C’était un caractère doux, simple et tendre, mais c’était une intelligence d’élite. Sa vie, jusqu’alors, n’avait point manqué d’aventures, car il venait de loin et il avait fallu tout un roman sombre et mystérieux pour mettre dans ses bras d’artisan, la fille déshéritée d’une noble race; mais ce roman s’était noué en quelque sorte au gré de la destinée. André et Julie avaient dans leur passé d’étranges périls, évités, mais point de combats. André en était encore à éprouver sa force. À de certaines heures, il avait conscience de l’énergie indomptable qui était en lui à l’état latent et qu’aucun danger suprême n’avait encore sollicitée.
Alors, il se redressait dans sa puissance inconnue, croyant rêver; il défiait l’avenir, il appelait la bataille, car toute victoire a des couronnes! C’était un de ces instants. André rêvait de luttes futures et s’étonnait du mystérieux besoin qu’il avait de bondir dans l’arène.
Deux heures sonnant, un homme traversa le pont de Vaucelles et s’arrêta au milieu, jetant un regard rapide devant et derrière lui. Les alentours étaient déserts. L’homme dépouilla lestement une blouse grise qu’il portait, la roula avec son bonnet de laine rousse et lança le paquet dans la rivière, après y avoir attaché un fort caillou. Puis, vêtu qu’il était d’un pantalon de cotonnade bleue, tête nue et en bras de chemise, il prit à travers champs sur la droite de la route d’Alençon. Il avait quelque chose dans un foulard: ce n’était ni dur ni lourd et cela ne le gênait point pour sauter les talus. Il marchait très vite, quand il trouvait un couvert; en plaine, il allait les mains dans ses poches, le dos voûté; les jambes flageolantes; vous eussiez dit un paysan ivre qui a perdu le chemin de son logis. Cela se rencontre en Normandie comme ailleurs.

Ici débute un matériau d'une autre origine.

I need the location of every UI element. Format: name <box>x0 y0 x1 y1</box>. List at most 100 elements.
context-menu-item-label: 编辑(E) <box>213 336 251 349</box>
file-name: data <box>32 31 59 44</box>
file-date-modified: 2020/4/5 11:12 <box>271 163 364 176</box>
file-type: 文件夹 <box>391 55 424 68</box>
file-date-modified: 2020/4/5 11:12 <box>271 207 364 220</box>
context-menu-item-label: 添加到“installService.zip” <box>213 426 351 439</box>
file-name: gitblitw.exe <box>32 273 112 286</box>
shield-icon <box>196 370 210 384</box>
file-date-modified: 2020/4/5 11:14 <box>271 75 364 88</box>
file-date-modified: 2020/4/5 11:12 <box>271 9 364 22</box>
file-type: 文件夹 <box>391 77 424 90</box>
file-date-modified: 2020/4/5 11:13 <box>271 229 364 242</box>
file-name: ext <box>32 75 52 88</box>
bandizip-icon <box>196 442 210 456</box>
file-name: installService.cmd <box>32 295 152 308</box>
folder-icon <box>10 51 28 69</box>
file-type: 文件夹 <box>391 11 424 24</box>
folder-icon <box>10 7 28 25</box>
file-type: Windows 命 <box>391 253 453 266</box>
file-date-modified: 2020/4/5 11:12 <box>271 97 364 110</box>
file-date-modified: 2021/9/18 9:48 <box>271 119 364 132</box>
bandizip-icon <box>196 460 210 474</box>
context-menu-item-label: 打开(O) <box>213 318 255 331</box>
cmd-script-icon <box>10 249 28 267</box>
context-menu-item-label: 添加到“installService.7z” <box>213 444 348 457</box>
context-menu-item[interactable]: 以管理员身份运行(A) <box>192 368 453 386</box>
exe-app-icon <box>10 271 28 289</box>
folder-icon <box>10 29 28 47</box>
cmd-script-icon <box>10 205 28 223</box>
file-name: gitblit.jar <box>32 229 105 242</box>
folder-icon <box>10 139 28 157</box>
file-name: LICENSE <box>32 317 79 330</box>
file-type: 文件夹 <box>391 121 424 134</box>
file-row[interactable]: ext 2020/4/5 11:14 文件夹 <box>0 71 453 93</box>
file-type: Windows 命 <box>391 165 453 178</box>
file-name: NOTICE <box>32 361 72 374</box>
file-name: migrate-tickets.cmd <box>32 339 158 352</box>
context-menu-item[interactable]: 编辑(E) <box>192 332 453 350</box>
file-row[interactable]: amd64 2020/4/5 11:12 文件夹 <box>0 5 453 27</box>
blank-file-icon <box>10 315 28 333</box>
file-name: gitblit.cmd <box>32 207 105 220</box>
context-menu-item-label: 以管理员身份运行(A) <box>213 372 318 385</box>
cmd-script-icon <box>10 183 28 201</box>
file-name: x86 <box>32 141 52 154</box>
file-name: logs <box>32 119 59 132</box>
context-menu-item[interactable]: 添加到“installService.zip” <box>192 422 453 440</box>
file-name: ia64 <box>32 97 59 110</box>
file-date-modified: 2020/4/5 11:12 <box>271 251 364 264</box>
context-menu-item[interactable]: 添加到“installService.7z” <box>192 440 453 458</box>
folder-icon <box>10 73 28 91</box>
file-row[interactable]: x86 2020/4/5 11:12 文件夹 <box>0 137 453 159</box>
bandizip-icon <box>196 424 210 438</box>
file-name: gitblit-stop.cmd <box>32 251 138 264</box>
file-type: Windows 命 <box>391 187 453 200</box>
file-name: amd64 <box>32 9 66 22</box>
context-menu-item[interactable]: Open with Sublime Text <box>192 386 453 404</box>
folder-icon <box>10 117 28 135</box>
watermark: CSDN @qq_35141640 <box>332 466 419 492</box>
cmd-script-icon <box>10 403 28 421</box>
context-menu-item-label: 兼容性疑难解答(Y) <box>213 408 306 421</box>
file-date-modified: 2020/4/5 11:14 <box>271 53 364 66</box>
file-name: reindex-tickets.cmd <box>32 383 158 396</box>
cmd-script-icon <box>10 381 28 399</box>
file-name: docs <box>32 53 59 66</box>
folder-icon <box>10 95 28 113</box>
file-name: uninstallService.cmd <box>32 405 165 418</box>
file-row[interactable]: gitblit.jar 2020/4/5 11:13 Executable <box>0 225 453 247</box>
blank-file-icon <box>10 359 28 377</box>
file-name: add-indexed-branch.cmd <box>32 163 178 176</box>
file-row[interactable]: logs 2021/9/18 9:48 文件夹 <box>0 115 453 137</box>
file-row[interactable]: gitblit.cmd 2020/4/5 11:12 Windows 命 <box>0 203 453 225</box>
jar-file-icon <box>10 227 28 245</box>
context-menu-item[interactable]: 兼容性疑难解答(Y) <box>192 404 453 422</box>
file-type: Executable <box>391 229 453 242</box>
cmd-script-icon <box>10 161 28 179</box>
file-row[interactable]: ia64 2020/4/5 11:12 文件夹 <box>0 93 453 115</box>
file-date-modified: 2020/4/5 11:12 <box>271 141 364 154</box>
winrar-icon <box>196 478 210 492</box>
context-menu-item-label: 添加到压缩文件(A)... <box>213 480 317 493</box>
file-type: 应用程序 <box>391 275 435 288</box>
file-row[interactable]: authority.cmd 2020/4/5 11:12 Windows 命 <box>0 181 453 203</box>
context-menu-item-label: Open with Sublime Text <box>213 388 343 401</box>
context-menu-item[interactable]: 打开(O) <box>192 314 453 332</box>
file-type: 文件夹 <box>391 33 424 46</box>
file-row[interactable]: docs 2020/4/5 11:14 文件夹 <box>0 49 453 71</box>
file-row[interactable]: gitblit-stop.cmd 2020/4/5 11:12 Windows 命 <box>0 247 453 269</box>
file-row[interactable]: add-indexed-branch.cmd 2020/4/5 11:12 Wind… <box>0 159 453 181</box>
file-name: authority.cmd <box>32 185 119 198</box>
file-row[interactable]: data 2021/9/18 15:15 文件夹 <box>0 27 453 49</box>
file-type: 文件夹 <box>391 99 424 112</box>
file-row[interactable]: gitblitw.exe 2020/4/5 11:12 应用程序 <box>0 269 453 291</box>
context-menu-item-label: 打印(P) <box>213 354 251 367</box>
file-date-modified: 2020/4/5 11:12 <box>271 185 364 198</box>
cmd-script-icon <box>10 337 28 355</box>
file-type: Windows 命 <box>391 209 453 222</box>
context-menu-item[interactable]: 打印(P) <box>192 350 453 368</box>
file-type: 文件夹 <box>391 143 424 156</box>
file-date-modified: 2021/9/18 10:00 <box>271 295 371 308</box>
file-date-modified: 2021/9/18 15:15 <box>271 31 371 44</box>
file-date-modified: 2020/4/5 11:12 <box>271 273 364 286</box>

Il faisait de longs détours pour éviter les métairies parsemées dans la campagne. Un chien qui hurlait au loin l’arrêtait tout tremblant. Ses yeux vifs et inquiets perçaient la nuit. Nous avons déjà vu M. Lecoq dans des situations bizarres et difficiles: sa conversation avec J.-B. Schwartz, le mensonge de son rendez-vous amoureux, son voyage interrompu, le soin qu’il avait pris de cacher sa voiture et son cheval, son déguisement, son retour à la ville, son affût sous la porte cochère pour épier le passage du commissaire de police et surveiller la façon dont le même J.-B. Schwartz accomplirait sa mission, en apparence si futile; enfin, sa visite au papa Lambert, le cabaretier du cul-de-sac Saint-Claude, nous ont mis surabondamment à même de deviner que M. Lecoq faisait un autre métier que celui de commis voyageur en coffres-forts. Dans ces diverses circonstances, qui toutes dénonçaient une bataille prochaine, la physionomie de M. Lecoq, pour nous, ne s’est point démentie: nous avons vu un gaillard hardi, résolu froidement et portant dans l’accomplissement d’un périlleux projet une sorte de gaieté de mauvais goût.